Dövme yaptırma eyleminin kökenleri çok eski zamanlara, tarihsel verilere bakınca en azından milattan üç bin yıl öncesine dayanıyor ama yine de kesin bir tarih vermek imkânsız. Uzun bir süre, en eski dövmenin Şili’de keşfedilen bıyık dövmeli Chinchorro mumyasına ait olduğu düşünülüyordu. Fakat daha sonra 1991 yılında, vücudunda 61 adet dövme olan Buzadam Ötzi’nin mumyası İtalya’nın Alpler’inde bulundu. Yapılan radyo karbon testlerine göre Ötzi M.Ö. 3350 ve 3100 tarihleri arasında bir dönemde yaşamış. Bilim adamlarının yaptığı araştırmalar ve tartışmalar sonucu “en eski dövmeli insan” ödülünü kazanan 500 yıl farkla Buzadam Ötzi oldu. Esas ilkginç olan, Ötzi’nin dövmeleri geçmişte dövmenin sadece kozmetik amaçlarla yapılmadığını gösteriyor. Ötzi’nin sıralı çizgiler halinde olan dövmelerinin kemik bozulmaları yaşadığı eklem yerlerinde olması nedeniyle tedavi amaçlı yapıldığı tahmin ediliyor.

Tattoo’nun kökeni

Dövme yaptırmanın küresel olarak yaygınlaşmasının ve bugünkü halini almasının başlangıcı olaraksa dövme tekniklerinin kabilelerden görülüp Batı’ya getirildiği zamanları alabiliriz. Bu başlangıcı tespit etmek için bir yöntem literatürde tattoo sözcüğünün kökenine bakmak. Tattoo sözcüğünün İngilizce kaynaklarda ilk kullanılışı İngiliz kaşif James Cook’un 1769 yılında yazdığı günlüklerine uzanıyor. Tattoo kelimesi Polinezya dilleri kökenli tatau sözcüğünden geliyor. İngiliz denizci Polinezya bölgesindeki Yeni Zelanda, Tahiti ve Havai adalarında yerli kabilelerin tattoo’larını gözlemliyor ve günlüklerine geçiriyor. James Cook ve tayfası Yeni Zelanda’ya geldiğinde Maori kabilesinin yüz dövmelerini görüp şaşkınlığa uğruyor. Dövme kültürünü ve tekniğini Pasifik Okyanusu’ndaki yerli halktan alıp Batı kültürüne taşıyanın denizciler olduğunu söyleyebiliriz. Dövmenin denizcilikle özdeşleşmesinin ana nedeni tam da bu. Hatta günümüzde de hala sık yapılan sembollerden biri olan çapa dövmesinin çıkışı da bu zamanlara dayanıyor.

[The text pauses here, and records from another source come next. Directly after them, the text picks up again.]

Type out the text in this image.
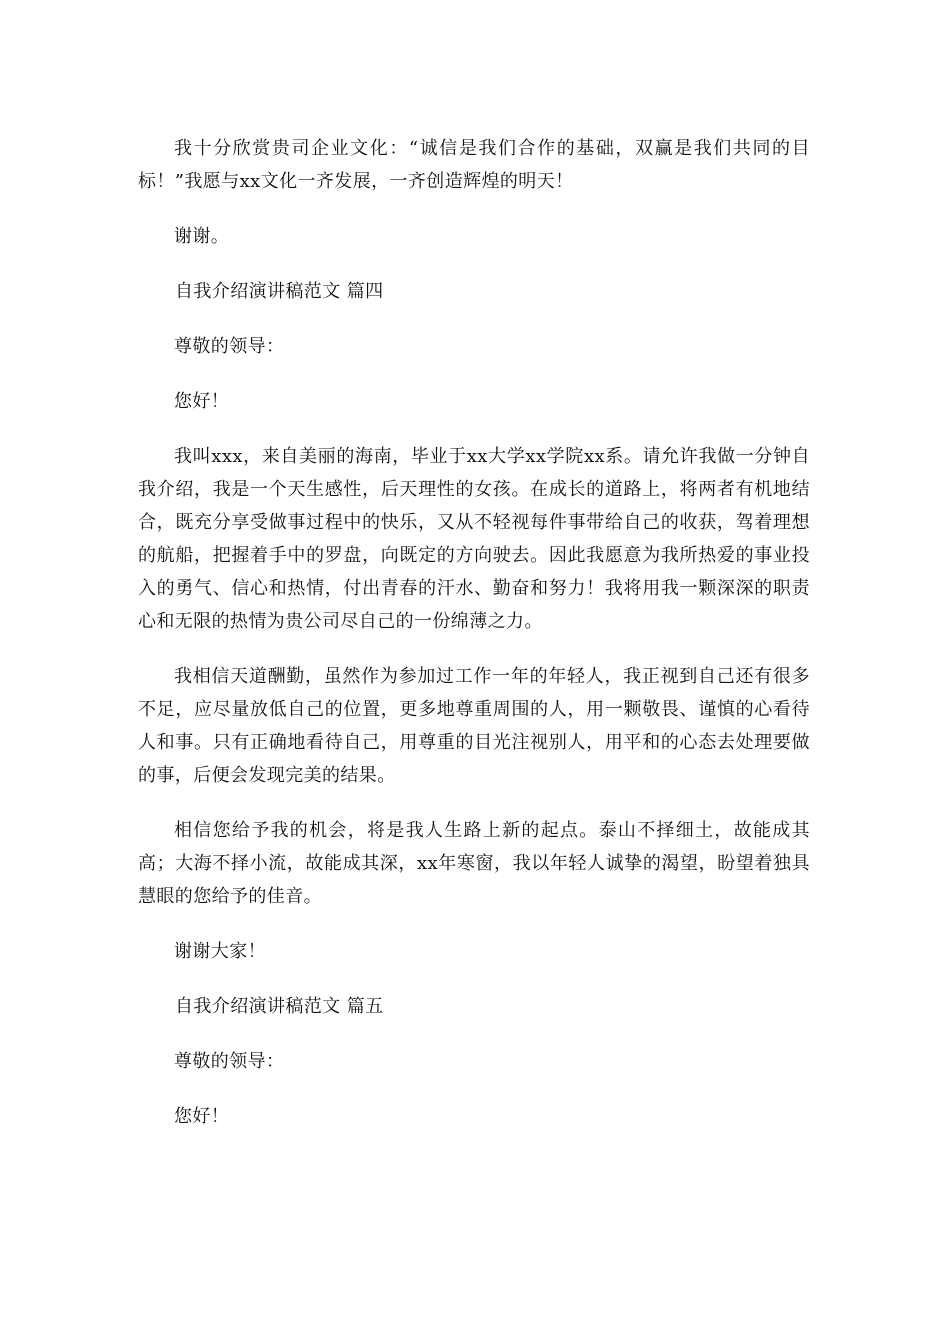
我十分欣赏贵司企业文化：“诚信是我们合作的基础，双赢是我们共同的目标！”我愿与xx文化一齐发展，一齐创造辉煌的明天！

谢谢。

自我介绍演讲稿范文 篇四

尊敬的领导：

您好！

我叫xxx，来自美丽的海南，毕业于xx大学xx学院xx系。请允许我做一分钟自我介绍，我是一个天生感性，后天理性的女孩。在成长的道路上，将两者有机地结合，既充分享受做事过程中的快乐，又从不轻视每件事带给自己的收获，驾着理想的航船，把握着手中的罗盘，向既定的方向驶去。因此我愿意为我所热爱的事业投入的勇气、信心和热情，付出青春的汗水、勤奋和努力！我将用我一颗深深的职责心和无限的热情为贵公司尽自己的一份绵薄之力。

我相信天道酬勤，虽然作为参加过工作一年的年轻人，我正视到自己还有很多不足，应尽量放低自己的位置，更多地尊重周围的人，用一颗敬畏、谨慎的心看待人和事。只有正确地看待自己，用尊重的目光注视别人，用平和的心态去处理要做的事，后便会发现完美的结果。

相信您给予我的机会，将是我人生路上新的起点。泰山不择细土，故能成其高；大海不择小流，故能成其深，xx年寒窗，我以年轻人诚挚的渴望，盼望着独具慧眼的您给予的佳音。

谢谢大家！

自我介绍演讲稿范文 篇五

尊敬的领导：

您好！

DÖVME TARİH BOYUNCA BİRÇOK GÜÇ GRUPLARI TARAFINDAN TOPLUMU KESİMLERE AYIRMAK VE "TEHLİKELİ OLANI" AYIRT EDEBİLMEK İÇİN KULLANILDI. İNEKLERİN DAMGALANMASI, KOYUNLARA KINA SÜRÜLMESİYLE AYNI SEBEPLERLE İNSANLARA DA KİM OLDUĞUNUN BİLİNMESİ İÇİN KALICI OLARAK DÖVME YAPILDI. İNSANLIĞIN HER ŞEYİ KATEGORİLEŞTİRME İHTİYACINI EN İYİ KARŞILAYABİLECEK ARAÇLARDAN BİRİ DÖVME DEĞİL DE NEDİR?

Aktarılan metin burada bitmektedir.